I would probably start by testing without a DB at all, testing just the interaction described above, using mocks.

But, if you have NHibernate running than it should be very easy to get it running on an in memory db.

Ayende Rahien

Would you mind posting the generated TSQL from your working solution?

That is three pages worth, I would rather not :-)

Roy Osherove

That's one of the reasons why I don't support the notion of writing "unit tests" against a database, or the idea of mocking or replacing a DB for tests. You end up not testing the real DB, and you just might (like in your case) ed up with a different feature set just so it can live up bth to the "fake" and to the "real" database, a feature that was not needed.

Ayende Rahien


This is literally the first time that I had run into this issue, and the solution has turned out to be moving the location of a join, so I wouldn't consider this a major concession to living on several databases,

I think that querying is a business concern, and as such, requires testing:


Ayende Rahien


Writing those unit tests (~30) involved many changes to the code, involving many changes to the schema, and evolved very quickly.

Using in memory I just return the tests, using SQL Server from the start, I would have to re-gen the schema from scratch, which takes time.

Certainly doable (that is how the NH tests are working, after all) just much more costly.

Ayende Rahien


I have integration tests to catch those type of differences, but I have a lot of tests that does various sorts of queries, and trying to do it against remote server would be really expensive.


Just write TSQL if that is what the customer is running. Your stuff will always run and those left behind after you are long gone won't have to learn yet ANOTHER tool just to maintain your code.

Tobin Harris

I'm currently testing against SQL2005 db rather than an in-memory db.

I'd agree with Ayende that this approach is too costly - the whole tear-down/set up of dropping/creating the db is becoming annoying to the point where I don't want to run all my tests, which is a BAD THING.

I reckon migrating my tests to SQLite will be very easy, just need to put 10 mins aside to work out how to install the thing and tweak the config for my testing assembly.

Ayende Rahien


TSQL is a highly inefficent language to work with for a lot of scenarios. Building queries happens to be one of those.

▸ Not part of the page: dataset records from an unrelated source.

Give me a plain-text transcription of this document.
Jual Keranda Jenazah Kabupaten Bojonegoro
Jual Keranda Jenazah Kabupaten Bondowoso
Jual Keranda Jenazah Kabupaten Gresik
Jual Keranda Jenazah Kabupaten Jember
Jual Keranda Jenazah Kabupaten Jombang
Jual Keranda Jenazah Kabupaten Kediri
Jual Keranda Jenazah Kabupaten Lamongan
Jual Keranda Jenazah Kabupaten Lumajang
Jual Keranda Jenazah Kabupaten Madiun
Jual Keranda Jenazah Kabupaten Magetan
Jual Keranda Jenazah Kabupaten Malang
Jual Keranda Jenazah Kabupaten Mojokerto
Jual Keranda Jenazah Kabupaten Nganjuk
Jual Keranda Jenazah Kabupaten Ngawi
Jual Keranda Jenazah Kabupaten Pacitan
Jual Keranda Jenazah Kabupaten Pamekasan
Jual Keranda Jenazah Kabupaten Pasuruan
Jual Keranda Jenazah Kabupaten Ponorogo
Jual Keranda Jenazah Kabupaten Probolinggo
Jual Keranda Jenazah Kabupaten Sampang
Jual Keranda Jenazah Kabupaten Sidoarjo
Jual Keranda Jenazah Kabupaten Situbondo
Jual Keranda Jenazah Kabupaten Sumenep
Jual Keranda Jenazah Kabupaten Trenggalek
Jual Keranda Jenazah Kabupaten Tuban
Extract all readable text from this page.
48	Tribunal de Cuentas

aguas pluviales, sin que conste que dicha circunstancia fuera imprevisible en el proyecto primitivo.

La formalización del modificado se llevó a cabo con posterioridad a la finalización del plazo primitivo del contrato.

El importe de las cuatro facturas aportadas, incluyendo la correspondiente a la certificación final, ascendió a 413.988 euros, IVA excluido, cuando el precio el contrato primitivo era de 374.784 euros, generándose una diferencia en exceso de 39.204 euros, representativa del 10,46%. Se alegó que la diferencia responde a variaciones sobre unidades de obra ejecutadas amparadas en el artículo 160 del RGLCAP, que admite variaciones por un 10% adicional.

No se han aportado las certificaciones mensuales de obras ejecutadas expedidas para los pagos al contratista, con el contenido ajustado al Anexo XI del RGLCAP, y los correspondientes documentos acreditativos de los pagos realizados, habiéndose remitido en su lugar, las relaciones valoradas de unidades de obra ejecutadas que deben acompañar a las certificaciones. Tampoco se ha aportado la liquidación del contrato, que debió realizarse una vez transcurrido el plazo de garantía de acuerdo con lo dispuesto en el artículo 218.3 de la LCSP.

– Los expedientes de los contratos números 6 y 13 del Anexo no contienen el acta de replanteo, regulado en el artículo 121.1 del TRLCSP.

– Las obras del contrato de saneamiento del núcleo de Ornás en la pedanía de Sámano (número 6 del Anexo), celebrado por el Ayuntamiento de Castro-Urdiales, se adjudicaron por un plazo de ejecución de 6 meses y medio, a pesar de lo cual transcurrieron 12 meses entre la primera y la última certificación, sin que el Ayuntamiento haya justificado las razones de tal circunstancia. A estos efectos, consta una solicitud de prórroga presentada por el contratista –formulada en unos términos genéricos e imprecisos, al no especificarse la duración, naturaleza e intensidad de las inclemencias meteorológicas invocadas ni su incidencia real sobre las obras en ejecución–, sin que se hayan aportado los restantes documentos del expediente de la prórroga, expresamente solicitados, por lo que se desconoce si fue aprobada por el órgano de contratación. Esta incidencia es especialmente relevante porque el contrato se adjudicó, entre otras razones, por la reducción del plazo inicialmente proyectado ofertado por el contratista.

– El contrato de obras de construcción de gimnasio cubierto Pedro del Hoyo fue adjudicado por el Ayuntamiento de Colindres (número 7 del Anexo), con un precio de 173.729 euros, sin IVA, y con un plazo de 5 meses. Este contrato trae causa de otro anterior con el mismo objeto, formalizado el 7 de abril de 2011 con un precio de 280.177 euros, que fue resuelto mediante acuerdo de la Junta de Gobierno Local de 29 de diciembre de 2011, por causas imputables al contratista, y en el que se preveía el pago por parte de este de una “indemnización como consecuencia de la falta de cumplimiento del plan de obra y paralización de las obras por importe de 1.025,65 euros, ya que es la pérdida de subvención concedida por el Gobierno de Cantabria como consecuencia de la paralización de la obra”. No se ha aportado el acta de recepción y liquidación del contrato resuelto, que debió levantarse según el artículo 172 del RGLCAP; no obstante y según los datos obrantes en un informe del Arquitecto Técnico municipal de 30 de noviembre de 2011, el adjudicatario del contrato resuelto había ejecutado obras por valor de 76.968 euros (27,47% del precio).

Being able to construct queries on the fly, based on business conditions and according to my domain is extremely powerful an enable me to do a lot of stuff that is really not trivial to do otherwise.

Eber Irigoyen

isn't the first generated query incorrect though?

Ayende Rahien

Can you define what you mean?

It is correct in that it is valid SQL. It is not correct in that SQL Server fails to run it.

Eber Irigoyen

you may have mistyped stuff, but

your query:

from Address

generated query:

from Addresses

that would be unknown...

Ayende Rahien

No, that is translation from HQL (object based) to SQL (table based)

Ayende Rahien


Just use "data source=:memory:" in the connection string.

Then you need to generate the schema, for that you will need to pass the IDbConnection to the SchemaExport, I added an Execute() method that does that.